Jesús no nos abandona. Está presente, sobre todo en el sacramento de la Eucaristía. Está presente en la Iglesia, en los Evangelios, en la palabra y enseñanza del Magisterio de la Iglesia, del Papa, de los obispos en comunión con la Sede de Pedro. Cristo está presente en mi prójimo. Cristo está presente en la historia, en mi historia. Yo lo hago presente en cada acto de generosidad y de amor. ¿Cómo es de real para mí esta verdad de fe? Hoy es una oportunidad privilegiada para retomar nuevamente nuestro compromiso bautismal de seguir a Cristo, de permanecer con Él. Es decir, de vivir con autenticidad nuestra vida cristiana y vestir con orgullo la camisa del cristiano que no es otra que la caridad.

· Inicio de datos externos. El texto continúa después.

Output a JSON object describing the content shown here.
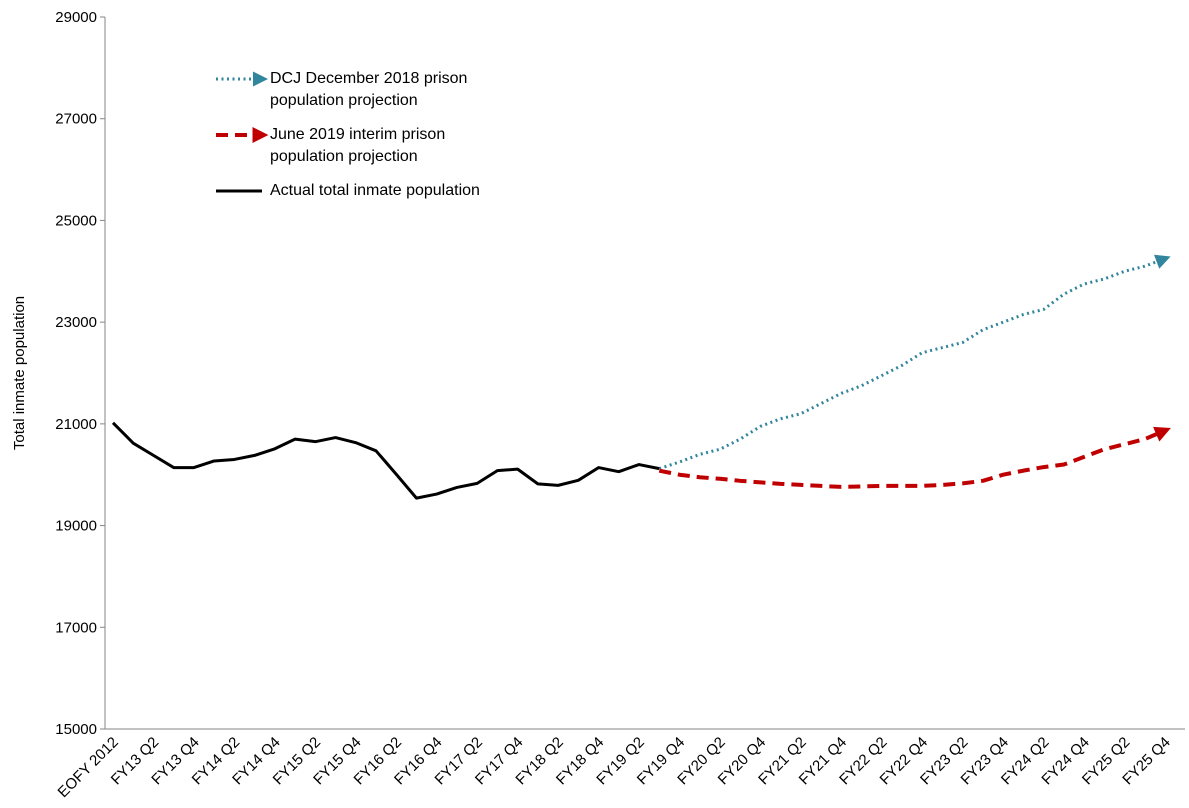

Para comprender el poder de Cristo es necesario quitar toda referencia negativa al poder humano que conocemos. El poder de Cristo no es egoísta, no pasa por encima de otro, no es ambicioso… es un poder de pertenencia, de paz, de plenitud. Cristo tiene poder sobre mi historia, pero no podrá ayudarme si yo no se lo permito, porque Él respeta nuestra libertad. Por eso es necesario abrir de par en par nuestra vida al poder de Cristo. Viene para sanar, para curar las heridas del alma, para fortalecernos en nuestra jornada laboral o de estudios, para acrecentar la unión y caridad en mi familia. Cristo tiene el poder y sólo busca lo mejor para cada uno de nosotros. La misión encomendada a Cristo por el Padre la culmina con su ascensión a los cielos. Ahora nos corresponde a nosotros cumplir el encargo del Señor de ir por todo el mundo a predicar el Evangelio. Para esto no estamos solos; dentro de una semana celebramos Pentecostés, la venida del Espíritu Santo sobre los Apóstoles. Recemos con devoción al Espíritu Santo durante estos días y preparemos su venida; el cristiano no puede nada sin el Espíritu, la fuerza misericordiosa que Dios nos ha regalado. Nuestra misión evangelizadora sin el Espíritu sería en vano.